Pukat berlabuh,ikan tak dapat. Istilah tersebut sangat cocok disematkan bagi mahasiswa jaman sekarang. Saya merasa sangat prihatin kepada mahasiswa yang melakukan aksi ini. Mereka hanya tinggal menyerahkan uang yang mereka punya tanpa usaha apapun. Saya juga bertanya-tanya. Apakah mereka yakin melimpahkan tugasnya ke orang lain? Bukankah itu suatu hal sia-sia yang berdampak buruk ke masa depan?

Menurut saya,jasa ini sangat tidak dibenarkan dalam alasan apapun. Karena merupakan tindak penipuan yang tidak seharusnya ada didalam dunia akademik. Selain berdampak kepada masa depan mahasiswa itu sendiri,nantinya akan berdampak juga pada kualitas pendidikan Indonesia. Saat ini dibutuhkan kecenderungan mahasiswa untuk lebih inisiatif memahami materi yang disampaikan. Dibantu dengan tugas-tugas tersebut,membuat mahasiswa mengulas kembali dan paham akan materi yang disampaikan. Apalagi saat pandemi seperti ini,para dosen tidak bisa memantau gerak-gerik mahasiswanya diluar sana.         

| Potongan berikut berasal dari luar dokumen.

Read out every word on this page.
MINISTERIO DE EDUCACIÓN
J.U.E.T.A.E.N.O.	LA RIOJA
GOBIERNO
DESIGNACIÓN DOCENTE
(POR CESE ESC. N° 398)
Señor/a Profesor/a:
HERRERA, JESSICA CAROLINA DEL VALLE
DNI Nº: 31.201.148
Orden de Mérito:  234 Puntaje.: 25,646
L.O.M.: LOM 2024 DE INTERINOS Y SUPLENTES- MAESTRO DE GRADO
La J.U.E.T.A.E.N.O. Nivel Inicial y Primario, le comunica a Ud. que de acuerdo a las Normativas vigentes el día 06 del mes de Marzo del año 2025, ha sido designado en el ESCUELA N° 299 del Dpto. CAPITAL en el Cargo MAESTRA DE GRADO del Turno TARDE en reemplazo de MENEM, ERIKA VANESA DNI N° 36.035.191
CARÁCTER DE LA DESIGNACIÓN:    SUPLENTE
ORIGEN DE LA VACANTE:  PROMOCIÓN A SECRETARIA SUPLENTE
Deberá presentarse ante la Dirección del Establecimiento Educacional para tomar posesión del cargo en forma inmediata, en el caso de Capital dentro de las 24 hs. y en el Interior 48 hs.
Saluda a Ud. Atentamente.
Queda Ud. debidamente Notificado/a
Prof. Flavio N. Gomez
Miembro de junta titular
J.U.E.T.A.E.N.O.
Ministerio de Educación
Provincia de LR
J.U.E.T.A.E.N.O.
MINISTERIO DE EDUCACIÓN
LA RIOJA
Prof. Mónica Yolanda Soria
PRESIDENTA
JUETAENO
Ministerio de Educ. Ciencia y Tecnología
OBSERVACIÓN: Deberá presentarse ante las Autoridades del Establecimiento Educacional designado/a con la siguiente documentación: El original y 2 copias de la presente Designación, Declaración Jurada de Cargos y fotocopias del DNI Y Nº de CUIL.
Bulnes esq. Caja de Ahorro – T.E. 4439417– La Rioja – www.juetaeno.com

Melihat tren ini marak di kalangan mahasiswa,sepertinya tren ini akan sulit dihilangkan. Namun hal tersebut bisa diatasi dengan pola pikir kita yang luas dan berpikir jangka panjang. Maka dari itu,kita sebagai mahasiswa harus selalu membiasakan perilaku jujur dan menerapkan mindset bahwa nilai bukan segalanya,tapi sebuah proses dan ilmu yang didapat akan menuntun kita menjadi orang yang berkualitas di masa depan.